“To say a single alumnus or group of alumni cannot gather anywhere on the grounds of the university to speak,” Kothmann said, “that seems like an overreaction to ensure a safe environment for students. . . . I want the school to keep being a school that says free speech is important — especially a university founded by Thomas Jefferson.”
Freedom of speech has recently loomed as an issue at campuses across the country. But it is especially fraught at U-Va., where several-hundred white supremacists and white nationalists marched in August across the school’s Lawn and at the Rotunda with torches and chanted “Jews will not replace us!” It was the beginning of a weekend of violence in Charlottesville that turned deadly and sent shock waves across the world.
It shocked Kothmann, a 1989 graduate of U-Va. who teaches at the University of Pennsylvania’s School of Engineering and Applied Science. He was at the beach with his daughter Aug. 11 when she began getting photos on her phone sent by friends.
Julia Kothmann thought of Kristallnacht, when Jewish homes, businesses and synagogues were pillaged in Nazi Germany and elsewhere in 1938, and she thought of the Ku Klux Klan. “It was terrifying, disgusting, revolting,” she said.
But last week, when Bruce Kothmann read U-Va.’s new rules, crafted in the months after the white-supremacist rally, he was concerned.
Teresa Sullivan, the university’s president, wrote to the campus community last week. “The University of Virginia is committed to the constitutional principle of free speech and to the safety and security of every member of this community,” she wrote. “The university has issued a revised policy regarding the time, place, and manner of expressive activity by unaffiliated persons meeting outdoors.”
The university’s definition of “unaffiliated” people includes alumni. The policy requires such people to make reservations at least a week before they want to speak publicly or hand out information, restricts groups to 25 or 50 people, permits two hours of speech, and designates nine areas on campus where such events are allowed.
But those sites don’t include the heart of the university, Kothmann said; the designated sites wouldn’t be the most effective places to spread a message. He said he believes there is a fundamental principle at stake. The Jeffersonian tradition is to allow people to express even unwelcome ideas, Kothmann said. “You answer speech with speech. . . . That’s the antidote to damaging speech.”
As a Jewish family, he said, they were frightened by the torchlight march. They’re also a U-Va. family: Kothmann’s wife is also a 1989 graduate, and other relatives are students or alumni. They understand the problem and what the university is trying to do. There’s no question the school has the right to put some restrictions on the time, place and manner in which people speak, Kothmann said.
“At some point, a group of people assembled to speak is a mob.” But, he said, “I don’t think this is the right policy to make that distinction.”

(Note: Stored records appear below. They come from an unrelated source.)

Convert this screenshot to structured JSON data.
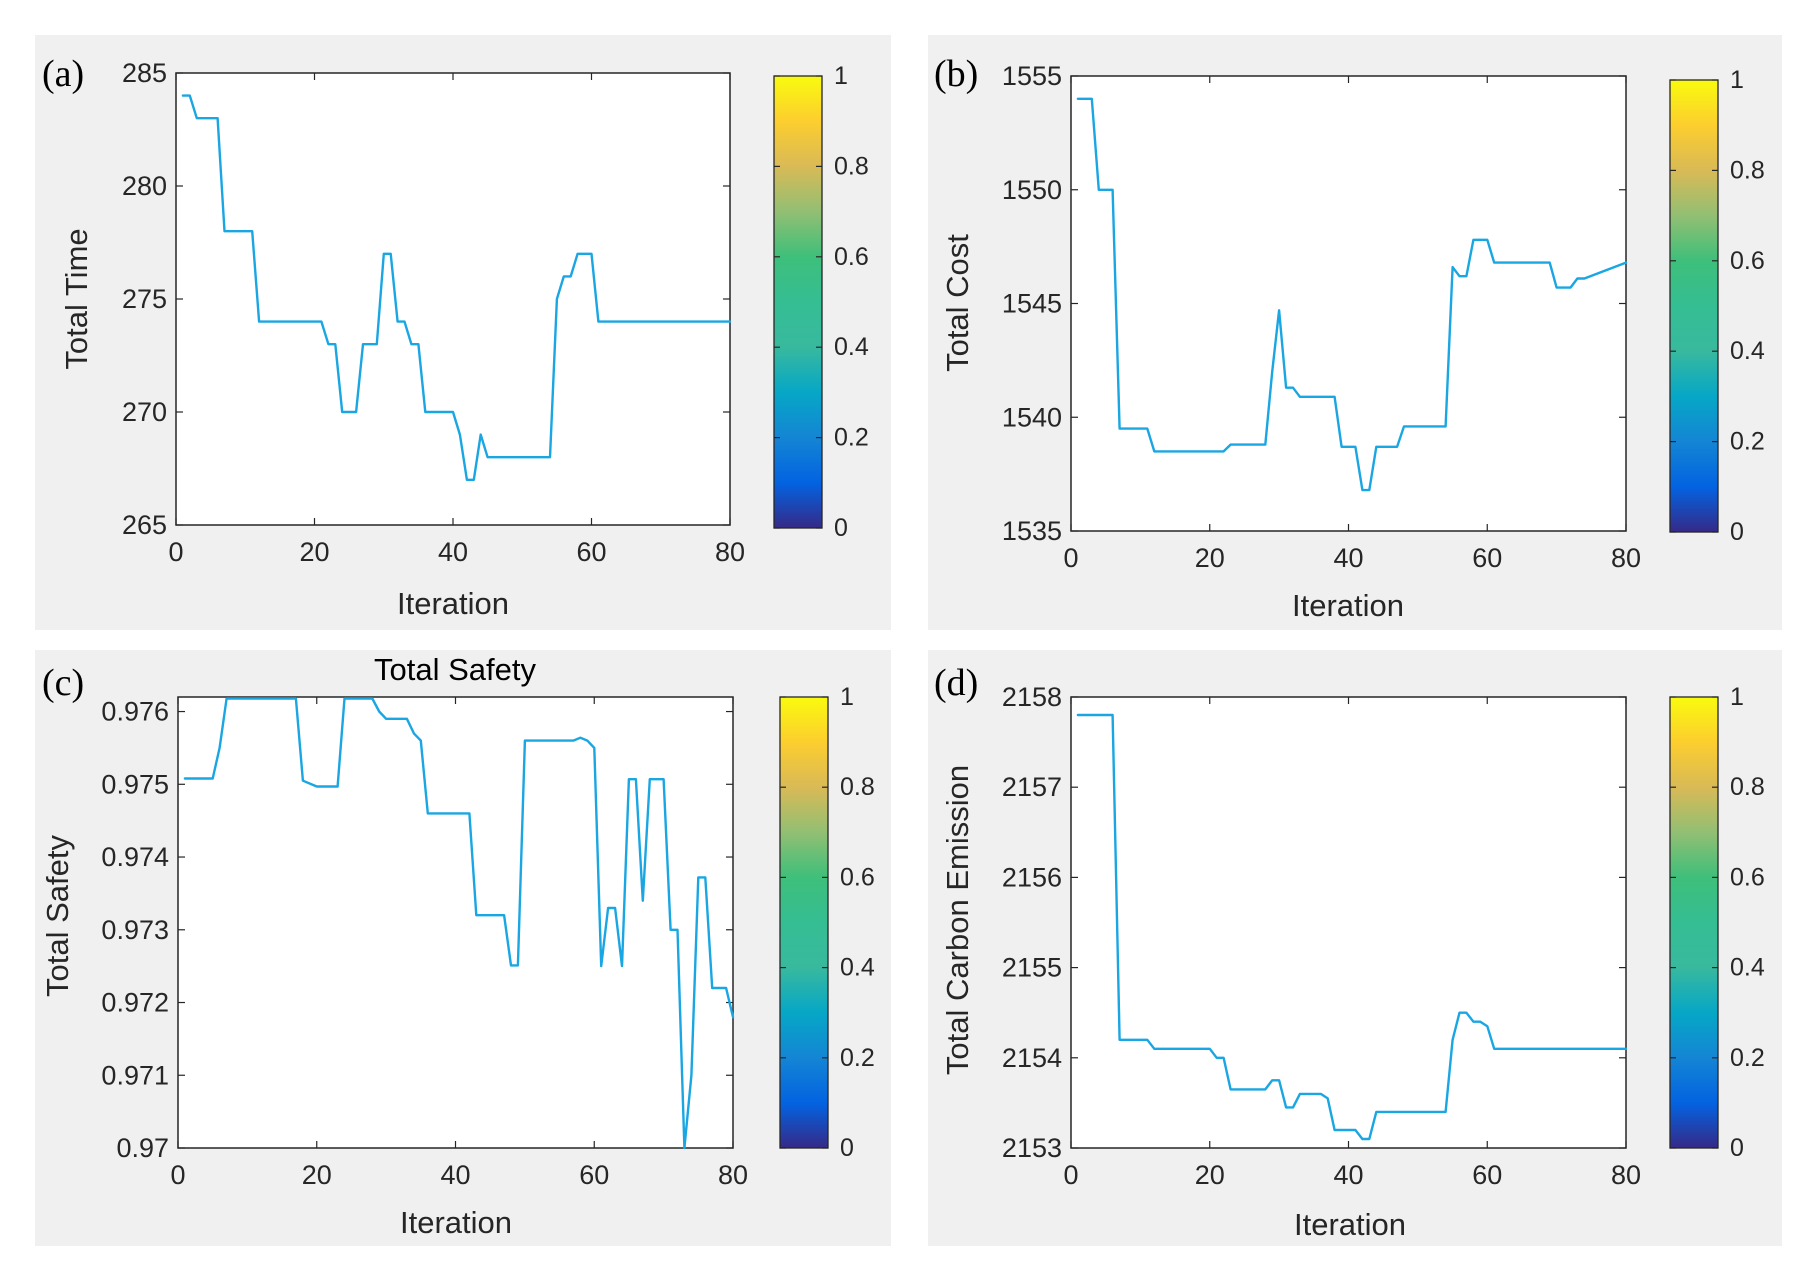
{
  "figure": {
    "background": "#ffffff",
    "panel_background": "#f0f0f0",
    "line_color": "#1aa6e2"
  },
  "chart_data": [
    {
      "id": "a",
      "type": "line",
      "tag": "(a)",
      "title": "",
      "xlabel": "Iteration",
      "ylabel": "Total Time",
      "xlim": [
        0,
        80
      ],
      "ylim": [
        265,
        285
      ],
      "xticks": [
        0,
        20,
        40,
        60,
        80
      ],
      "xtick_labels": [
        "0",
        "20",
        "40",
        "60",
        "80"
      ],
      "yticks": [
        265,
        270,
        275,
        280,
        285
      ],
      "ytick_labels": [
        "265",
        "270",
        "275",
        "280",
        "285"
      ],
      "colorbar": {
        "ticks": [
          0,
          0.2,
          0.4,
          0.6,
          0.8,
          1
        ],
        "labels": [
          "0",
          "0.2",
          "0.4",
          "0.6",
          "0.8",
          "1"
        ]
      },
      "series": [
        {
          "name": "Total Time",
          "color": "#1aa6e2",
          "x": [
            1,
            2,
            3,
            5,
            6,
            7,
            8,
            11,
            12,
            13,
            21,
            22,
            23,
            24,
            25,
            26,
            27,
            28,
            29,
            30,
            31,
            32,
            33,
            34,
            35,
            36,
            37,
            39,
            40,
            41,
            42,
            43,
            44,
            45,
            46,
            47,
            54,
            55,
            56,
            57,
            58,
            59,
            60,
            61,
            62,
            80
          ],
          "y": [
            284,
            284,
            283,
            283,
            283,
            278,
            278,
            278,
            274,
            274,
            274,
            273,
            273,
            270,
            270,
            270,
            273,
            273,
            273,
            277,
            277,
            274,
            274,
            273,
            273,
            270,
            270,
            270,
            270,
            269,
            267,
            267,
            269,
            268,
            268,
            268,
            268,
            275,
            276,
            276,
            277,
            277,
            277,
            274,
            274,
            274
          ]
        }
      ]
    },
    {
      "id": "b",
      "type": "line",
      "tag": "(b)",
      "title": "",
      "xlabel": "Iteration",
      "ylabel": "Total Cost",
      "xlim": [
        0,
        80
      ],
      "ylim": [
        1535,
        1555
      ],
      "xticks": [
        0,
        20,
        40,
        60,
        80
      ],
      "xtick_labels": [
        "0",
        "20",
        "40",
        "60",
        "80"
      ],
      "yticks": [
        1535,
        1540,
        1545,
        1550,
        1555
      ],
      "ytick_labels": [
        "1535",
        "1540",
        "1545",
        "1550",
        "1555"
      ],
      "colorbar": {
        "ticks": [
          0,
          0.2,
          0.4,
          0.6,
          0.8,
          1
        ],
        "labels": [
          "0",
          "0.2",
          "0.4",
          "0.6",
          "0.8",
          "1"
        ]
      },
      "series": [
        {
          "name": "Total Cost",
          "color": "#1aa6e2",
          "x": [
            1,
            3,
            4,
            6,
            7,
            8,
            11,
            12,
            22,
            23,
            28,
            29,
            30,
            31,
            32,
            33,
            38,
            39,
            40,
            41,
            42,
            43,
            44,
            47,
            48,
            54,
            55,
            56,
            57,
            58,
            59,
            60,
            61,
            69,
            70,
            72,
            73,
            74,
            80
          ],
          "y": [
            1554,
            1554,
            1550,
            1550,
            1539.5,
            1539.5,
            1539.5,
            1538.5,
            1538.5,
            1538.8,
            1538.8,
            1542,
            1544.7,
            1541.3,
            1541.3,
            1540.9,
            1540.9,
            1538.7,
            1538.7,
            1538.7,
            1536.8,
            1536.8,
            1538.7,
            1538.7,
            1539.6,
            1539.6,
            1546.6,
            1546.2,
            1546.2,
            1547.8,
            1547.8,
            1547.8,
            1546.8,
            1546.8,
            1545.7,
            1545.7,
            1546.1,
            1546.1,
            1546.8
          ]
        }
      ]
    },
    {
      "id": "c",
      "type": "line",
      "tag": "(c)",
      "title": "Total Safety",
      "xlabel": "Iteration",
      "ylabel": "Total Safety",
      "xlim": [
        0,
        80
      ],
      "ylim": [
        0.97,
        0.9762
      ],
      "xticks": [
        0,
        20,
        40,
        60,
        80
      ],
      "xtick_labels": [
        "0",
        "20",
        "40",
        "60",
        "80"
      ],
      "yticks": [
        0.97,
        0.971,
        0.972,
        0.973,
        0.974,
        0.975,
        0.976
      ],
      "ytick_labels": [
        "0.97",
        "0.971",
        "0.972",
        "0.973",
        "0.974",
        "0.975",
        "0.976"
      ],
      "colorbar": {
        "ticks": [
          0,
          0.2,
          0.4,
          0.6,
          0.8,
          1
        ],
        "labels": [
          "0",
          "0.2",
          "0.4",
          "0.6",
          "0.8",
          "1"
        ]
      },
      "series": [
        {
          "name": "Total Safety",
          "color": "#1aa6e2",
          "x": [
            1,
            2,
            5,
            6,
            7,
            8,
            17,
            18,
            20,
            23,
            24,
            25,
            28,
            29,
            30,
            33,
            34,
            35,
            36,
            37,
            42,
            43,
            47,
            48,
            49,
            50,
            57,
            58,
            59,
            60,
            61,
            62,
            63,
            64,
            65,
            66,
            67,
            68,
            69,
            70,
            71,
            72,
            73,
            74,
            75,
            76,
            77,
            78,
            79,
            80
          ],
          "y": [
            0.97508,
            0.97508,
            0.97508,
            0.9755,
            0.97618,
            0.97618,
            0.97618,
            0.97505,
            0.97497,
            0.97497,
            0.97618,
            0.97618,
            0.97618,
            0.976,
            0.9759,
            0.9759,
            0.9757,
            0.9756,
            0.9746,
            0.9746,
            0.9746,
            0.9732,
            0.9732,
            0.97251,
            0.97251,
            0.9756,
            0.9756,
            0.97564,
            0.9756,
            0.9755,
            0.9725,
            0.9733,
            0.9733,
            0.9725,
            0.97507,
            0.97507,
            0.9734,
            0.97507,
            0.97507,
            0.97507,
            0.973,
            0.973,
            0.97,
            0.971,
            0.97372,
            0.97372,
            0.9722,
            0.9722,
            0.9722,
            0.9718
          ]
        }
      ]
    },
    {
      "id": "d",
      "type": "line",
      "tag": "(d)",
      "title": "",
      "xlabel": "Iteration",
      "ylabel": "Total Carbon Emission",
      "xlim": [
        0,
        80
      ],
      "ylim": [
        2153,
        2158
      ],
      "xticks": [
        0,
        20,
        40,
        60,
        80
      ],
      "xtick_labels": [
        "0",
        "20",
        "40",
        "60",
        "80"
      ],
      "yticks": [
        2153,
        2154,
        2155,
        2156,
        2157,
        2158
      ],
      "ytick_labels": [
        "2153",
        "2154",
        "2155",
        "2156",
        "2157",
        "2158"
      ],
      "colorbar": {
        "ticks": [
          0,
          0.2,
          0.4,
          0.6,
          0.8,
          1
        ],
        "labels": [
          "0",
          "0.2",
          "0.4",
          "0.6",
          "0.8",
          "1"
        ]
      },
      "series": [
        {
          "name": "Total Carbon Emission",
          "color": "#1aa6e2",
          "x": [
            1,
            6,
            7,
            11,
            12,
            20,
            21,
            22,
            23,
            28,
            29,
            30,
            31,
            32,
            33,
            36,
            37,
            38,
            41,
            42,
            43,
            44,
            45,
            54,
            55,
            56,
            57,
            58,
            59,
            60,
            61,
            80
          ],
          "y": [
            2157.8,
            2157.8,
            2154.2,
            2154.2,
            2154.1,
            2154.1,
            2154,
            2154,
            2153.65,
            2153.65,
            2153.75,
            2153.75,
            2153.45,
            2153.45,
            2153.6,
            2153.6,
            2153.55,
            2153.2,
            2153.2,
            2153.1,
            2153.1,
            2153.4,
            2153.4,
            2153.4,
            2154.2,
            2154.5,
            2154.5,
            2154.4,
            2154.4,
            2154.35,
            2154.1,
            2154.1
          ]
        }
      ]
    }
  ]
}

So he grabbed his Bible bound in black leather as he left his home near Philadelphia and drove to Charlottesville. Once there, he tried to speak with university officials about his concerns. And he told people in the general counsel’s office he would challenge the policy Tuesday afternoon on the Rotunda steps.
He read Psalms 121 and 122 and had begun a passage from Isaiah when a police officer arrived and politely began explaining the new rules. Kothmann videotaped their interaction and voluntarily left campus because he didn’t want to get arrested. University officials confirmed that the video he shared happened at U-Va.
“In accordance with university policy, any unaffiliated person who engages in public speaking on outdoor university property without properly reserving one of the designated locations will be asked to make a reservation,” university spokesman Wesley Hester said. “The university’s time, place, and manner policy applies to all unaffiliated persons who are engaged in public speaking, regardless of content.”
He said the policy changes are designed to provide a framework for unaffiliated people “to peacefully assemble and engage in constitutionally permissible speech at the university.”
The president of the student council at U-Va. did not return messages seeking comment about the policy.
Students had little reaction to the new rules, Julia Kothmann said, perhaps because everyone was busy with finals or perhaps because people were still so upset by the white nationalists who had gathered on campus in August.
Some students and faculty urged the university to issue no-trespass orders against some organizers of the white-supremacist rally. Last month, the university banned one of the organizers, Jason Kessler, from its campus and facilities. U-Va. officials said they had received reports from students that Kessler had threatened them. When Kessler came to the university’s law library, some students and community members protested his presence with signs accusing him of causing violence.
Julia Kothmann was at first a little taken aback by her father’s idea and didn’t want other students to think her family was advocating on behalf of white supremacists. But she is a strong believer in protecting the right to free expression, even when the ideas expressed are controversial, and said the campus is a place where listening to opposing viewpoints is valued. “I give the administrators credit for creating that culture at U-Va. — that’s so important for growth and learning,” she said.
A few days after the violence in August, thousands of people filled the Lawn with candlelight, sending a message of love to reclaim the space. “We want to preserve the right of people to do that,” Julia Kothmann said.